(36) Birkaç yıldız göz kırpıyordu. (36)

155 14 73
                                    

Ulrika nefesleri daha da hızlanırken okuduğu mesajı sindirmeye çalışıyordu. İçine çektiği nefesler yetmiyordu ve ne yapması gerektiğinden emin değildi.

"Baek Hyun, Baek Hyun bana bir şey söyle! Bu ne?!"

"B-ben... Ulrika ben b-bilmiyorum. Yeni görüyorum işte!"

Ulrika elindeki telefona bir kez daha baktı. Yeni bir mesaj daha vardı.

"Baek Hyun beni görmezden gelme! Hamileyim diyorum! O senin çocuğun!"

Ulrika başını kaldırıp tekrar Baek Hyun'a baktı. Baek Hyun ne yapacağını bilemez hâlde saçlarını çekiştiriyordu. Ulrika telefonu önüne bıraktı.

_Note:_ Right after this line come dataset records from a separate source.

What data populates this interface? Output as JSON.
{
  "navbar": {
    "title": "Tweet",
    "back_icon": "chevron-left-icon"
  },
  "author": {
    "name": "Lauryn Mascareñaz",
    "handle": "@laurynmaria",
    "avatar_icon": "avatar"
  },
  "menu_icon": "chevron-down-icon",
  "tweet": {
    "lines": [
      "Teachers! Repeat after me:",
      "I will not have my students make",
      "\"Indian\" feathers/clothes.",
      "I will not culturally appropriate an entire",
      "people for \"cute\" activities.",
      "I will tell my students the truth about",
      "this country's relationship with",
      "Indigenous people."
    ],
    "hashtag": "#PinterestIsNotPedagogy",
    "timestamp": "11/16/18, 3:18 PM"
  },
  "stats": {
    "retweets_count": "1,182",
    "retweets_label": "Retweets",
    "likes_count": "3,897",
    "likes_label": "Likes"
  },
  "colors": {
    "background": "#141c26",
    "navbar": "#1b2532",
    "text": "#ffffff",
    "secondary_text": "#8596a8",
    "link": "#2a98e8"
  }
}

"Doğru olabilir mi? Senden mi yani?"

"Ulrika bilmiyorum. O gece onunla olduğumu bile hatırlamıyorum. Korunup korunmadığımızı nasıl bilebilirim?"

Ulrika dişlerini birbirine bastırdı. Gözlerini kapatıp derin bir nefes almaya çalıştı. Ne kadar sessiz kaldı, bilmiyordu. Gözlerini açtığında ağlamamak için çabalıyordu.

"Harika... anlaşılan ilişkimizi devam ettirmek istesem bile kısa sürecekmiş."

Ulrika kalkıp çantasını sırtına atarak uzaklaşırken Baek Hyun "Ulrika! Ulrika lütfen!" diye seslendi ama boşunaydı. Kendisi bile Ulrika durup geri otursa ne diyeceğini bilmiyordu. Bir süre sakinleşmeye ve olanları sindirmeye çalıştı. Ardından Iseul'u arayıp hemen buluşmaları ve konuşmaları gerektiğini söyledi. Yeri ayarladıktan sonra hesabı ödeyip çıktı.

Ulrika kafeden çıkar çıkmaz kendini kimsenin olmadığı bir ara sokağa attı. Duvara yaslanıp dakikalardır tutmaya çalıştığı hıçkırıklarını serbest bıraktı ve yere çömeldi. Yüzünü elleriyle kapatırken ağlaması şiddetleniyordu.

Ulrika dakikalarca ağladı. Yanından geçen birkaç kişi durup yardımcı olmaya çalıştı ama hiçbir soruya cevap vermiyordu. İnsanlar da en sonunda pes edip uzaklaşıyordu. Ulrika durmayı başardığında yüzünü açtı. Çantasının üzerinde bir peçete buldu. Etrafa bakındı ama sokak girdiği zamanki gibi boştu. Peçeteyi alıp içinden teşekkür ederek burnunu sildi. Gözyaşlarını da eliyle silip telefonunu çıkardı ve Chan Yeol'u aradı.

"Efendim?"

"Nerdesin?"

"Sesinin hâli ne böyle? İyi misin sen?"

"Nerdesin Chan Yeol? Sana ihtiyacım var."

"Evdeyim. Gelip alayım mı seni?"

"Hayır. Gelirim ben. Müsaitseniz yani."

"Müsaitim. Jin işe gitti."

"Tamam, geliyorum."

Ulrika hızlı adımlarla yürüyüp yola çıktı. Bir taksiyi durdurup bindi ve adresi verdi.

"Sigara içebilir miyim?"

"Benim için sorun olmaz ama arabanın kokmaması için camı açıp o tarafa yönelirseniz sevinirim."

Ulrika arabanın zaten sigara koktuğunu söylemek istese de kavga edecek gücü bulamadığı için başını sallayıp camı tamamen indirdi. Arabanın hızı nedeniyle rüzgar yüzüne çarptığında gözlerinin ıslaklığı soğuk hissetmesine neden oldu. Ardından rüzgar, dumanı içeri atmasın diye camı çok az aralık kalacak şekilde kapattı. Çantasından sigara ve çakmağını çıkarıp sigarayı yaktı ve ilk nefesini çekti. Sigarayı camdaki aralık kısma doğru tutarken dumanın hızla dışarı yönelişini izledi. Sigarayı hızla içip anında ikinciyi yaktığında şoförün bakışlarını üzerinde hissetmişti. Umursamadı ve gözlerini kapatıp zehrin içine yayılışını hissetti.